Saturday, September 22, 2007

A Salute to Captain Video

There's a crucial part of the music video industry called video promotion. In the early days of Wavelength, a 3/4 video delivered in the mail would be followed up with a call from a video promoter asking when you were going to play it. If you decided to add the video to your playlist, you could expect additional calls, which usually led to a sense of familiarity and kinship. Some of these people worked at record labels, but many of them were independent contractors, slinging Nas one week and Home Team the next.

Mark Weinstein was one of these independent promoters. He ran a company called RNR Freelance, which at one time was one of the largest of its kind. He and his staff were experienced and knowledgeable about the music and artists they hocked, two qualities that were undervalued at similar outfits. At least three of his employees had done time in established rock bands and Mark had been involved in hip-hop video since the days of UTFO. He was a staunch advocate for local and regional video shows, fighting for us in places we couldn't get to. He also wrote for The Source, back when it was readable, under the name "Captain Video." He was one of the music men.

The word "promoter" has some negative connotations. I have certainly encountered a few who were ethicly-challenged. Let's keep it real, Don King is a promoter. I didn't know Mark well enough to vouch for his moral upstanding, but do remember that if someone at his company promised something, they tried to make it happen. Concert tickets, vinyl, t-shirts, advertising, interviews or whatever else I badgered them for, I usually got it. Except for that "Warm It Up," twelve inch by Kriss Kross. But I've forgot all about that, really.

I got a call from one of Mark's former employees this week, telling me that Mark died on Monday. The circumstances regarding his death are unclear and rumors are circulating, as they often do in these situations.

Industry folk in New York will gather next week to remember Mark Weinstein, a true music man who earned his rank.
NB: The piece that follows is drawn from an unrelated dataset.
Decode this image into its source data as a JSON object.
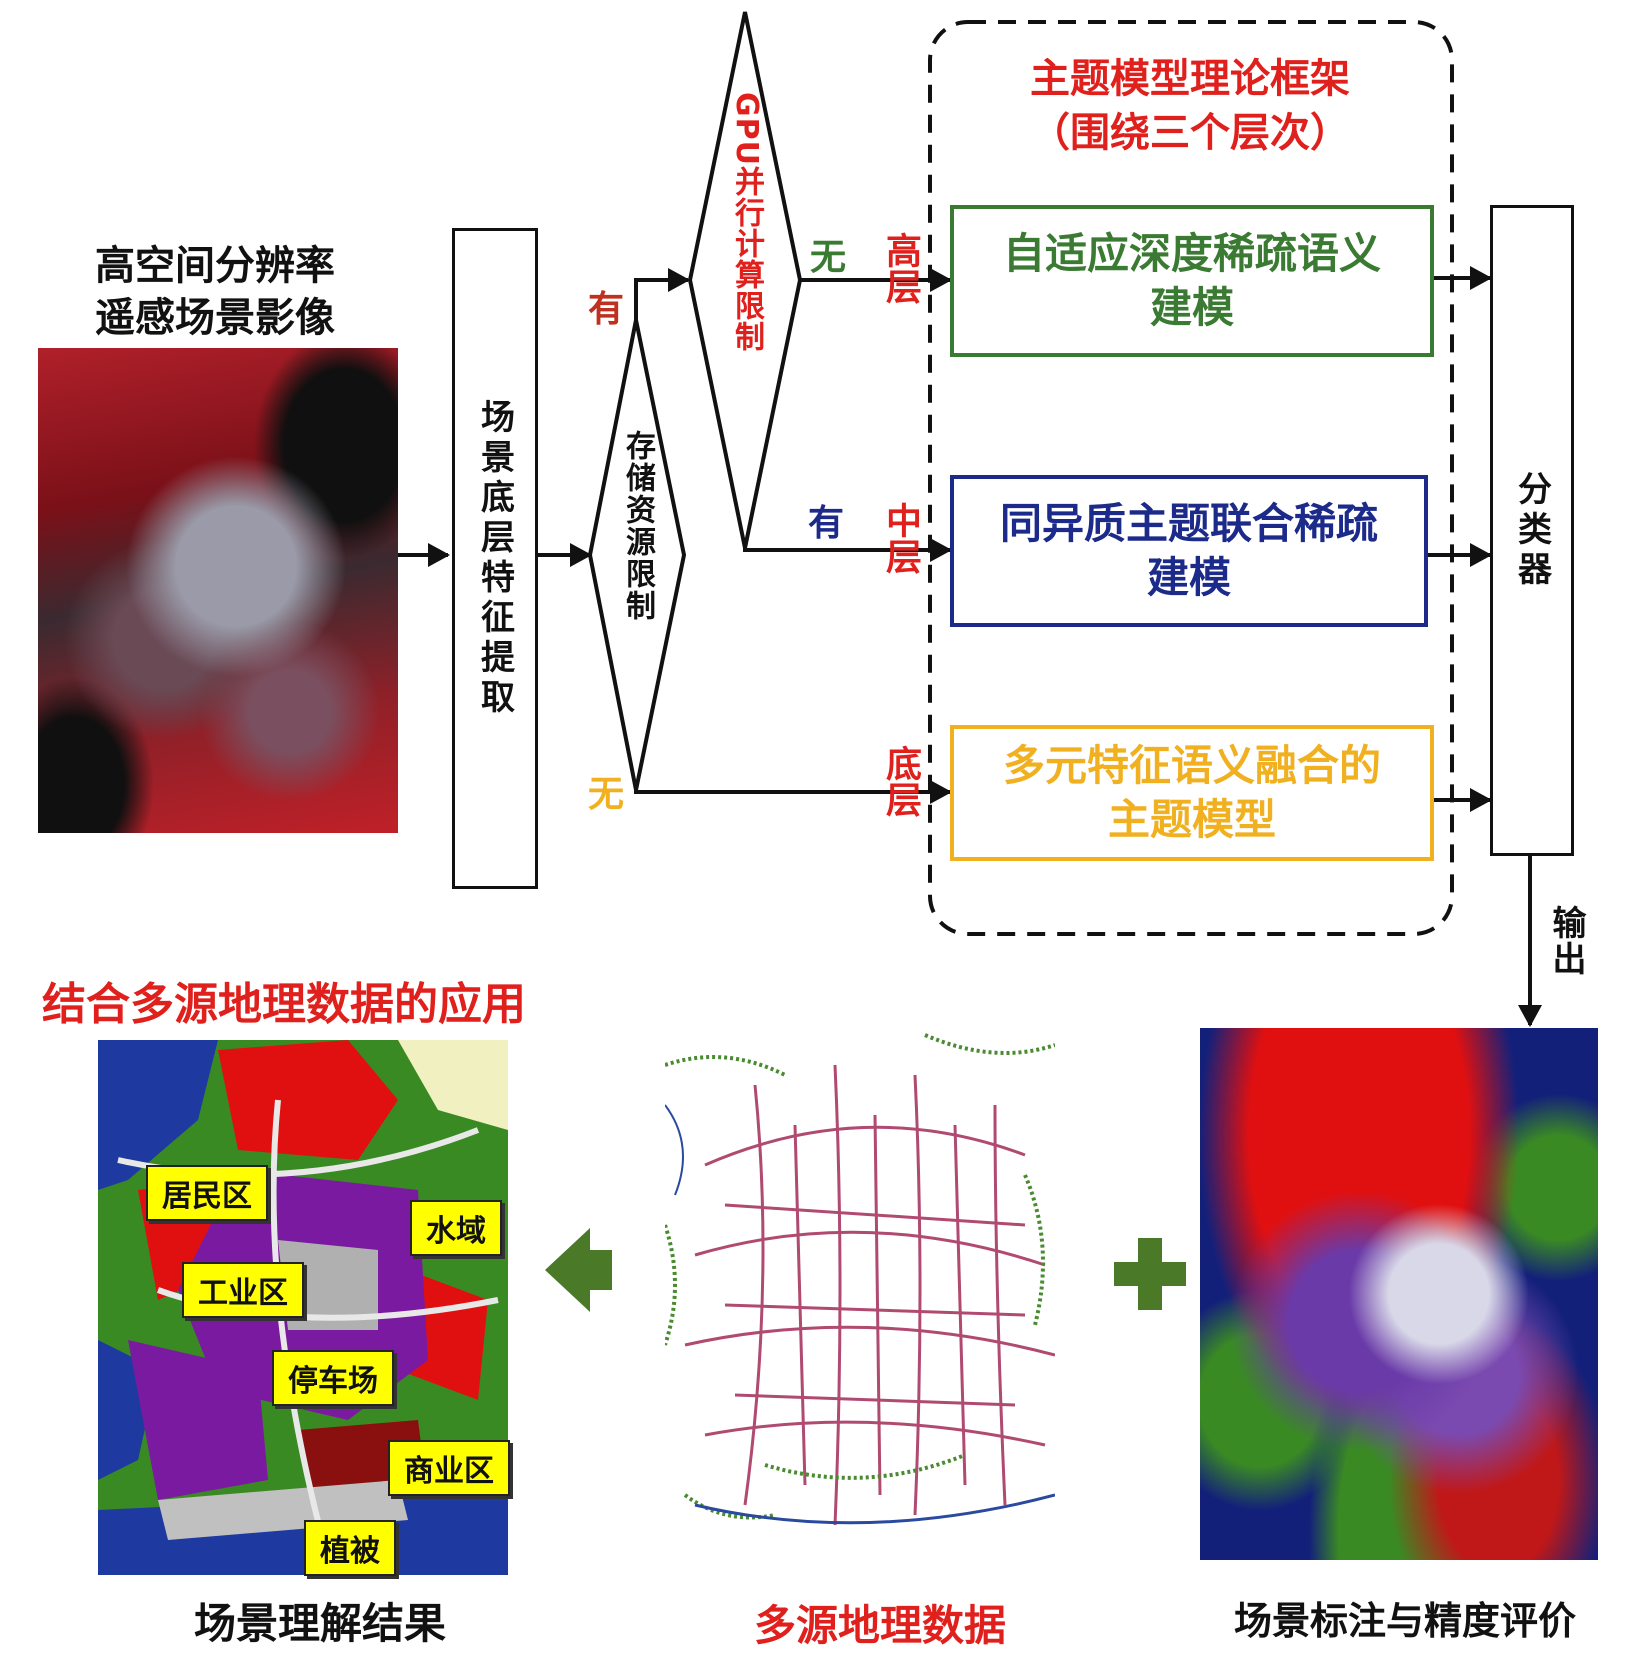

Monday, September 10, 2007

Wrath of the Damaja

Artie Jefferson, the owner of the record store where this interview with Jeru the Damaja took place, was known to share his theories about artist development. I recall he and I discussing some of the thematic elements of "The Sun Rises In The East," and he said something I never forgot.

"You've got you're whole life to make that first album," he said, and then explained that coming up with another one within a shorter time frame was a challenge some new artists weren't up to.
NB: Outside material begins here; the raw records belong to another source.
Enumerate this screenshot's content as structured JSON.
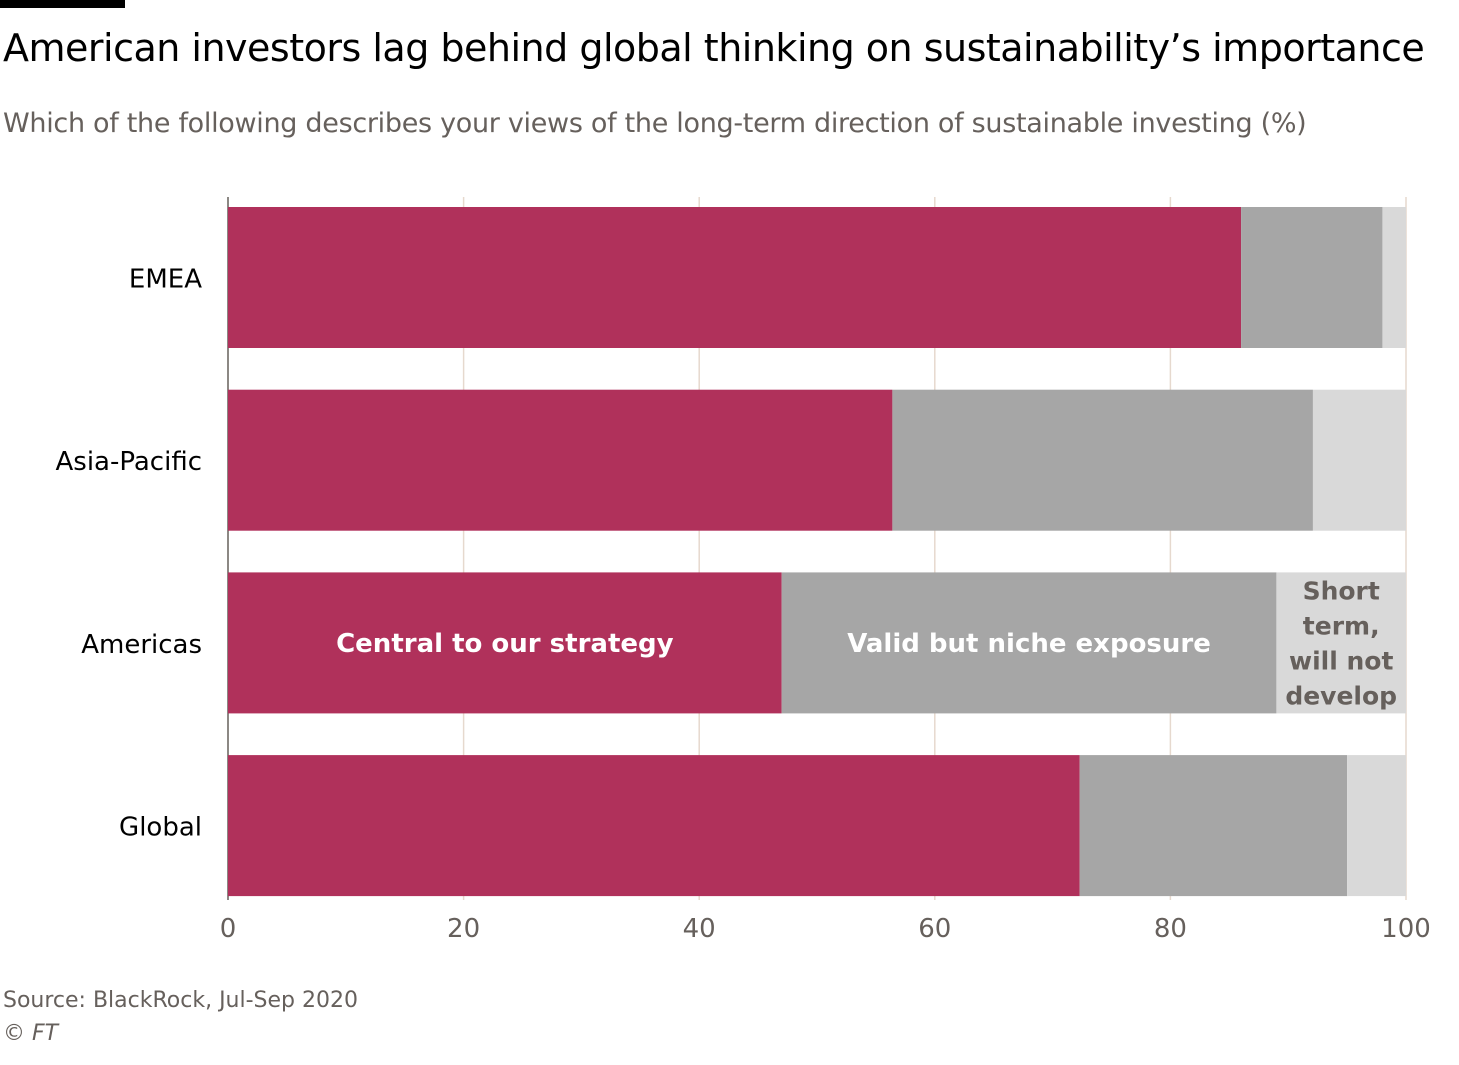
{
  "header": {
    "title": "American investors lag behind global thinking on sustainability’s importance",
    "subtitle": "Which of the following describes your views of the long-term direction of sustainable investing (%)"
  },
  "footer": {
    "source": "Source: BlackRock, Jul-Sep 2020",
    "credit": "© FT"
  },
  "chart_data": {
    "type": "bar",
    "orientation": "horizontal",
    "stacked": true,
    "title": "American investors lag behind global thinking on sustainability’s importance",
    "subtitle": "Which of the following describes your views of the long-term direction of sustainable investing (%)",
    "categories": [
      "EMEA",
      "Asia-Pacific",
      "Americas",
      "Global"
    ],
    "series": [
      {
        "name": "Central to our strategy",
        "color": "#b0315b",
        "label_color": "#ffffff",
        "label_lines": [
          "Central to our strategy"
        ],
        "values": [
          86,
          56.4,
          47,
          72.3
        ]
      },
      {
        "name": "Valid but niche exposure",
        "color": "#a6a6a6",
        "label_color": "#ffffff",
        "label_lines": [
          "Valid but niche exposure"
        ],
        "values": [
          12,
          35.7,
          42,
          22.7
        ]
      },
      {
        "name": "Short term, will not develop",
        "color": "#d9d9d9",
        "label_color": "#66605c",
        "label_lines": [
          "Short",
          "term,",
          "will not",
          "develop"
        ],
        "values": [
          2,
          7.9,
          11,
          5
        ]
      }
    ],
    "label_category": "Americas",
    "xlim": [
      0,
      100
    ],
    "xticks": [
      0,
      20,
      40,
      60,
      80,
      100
    ],
    "grid": true,
    "xlabel": "",
    "ylabel": ""
  }
}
I can't say whether Jeru's second record was rushed, but it didn't have the impact of his debut. Soon afterwards, he fell out with the Gangstarr foundation, which left him without the signature sound of DJ Premier and a association with recognized movement that's a prerequisite for rappers today.

On his second record, Jeru had the audacity to confront the forces that threatened the artistic integrity of the music he loved, while other rappers were either complicit with their silence or going with the flow. Jeru continues to fight the good fight on independent releases, but the damage is done.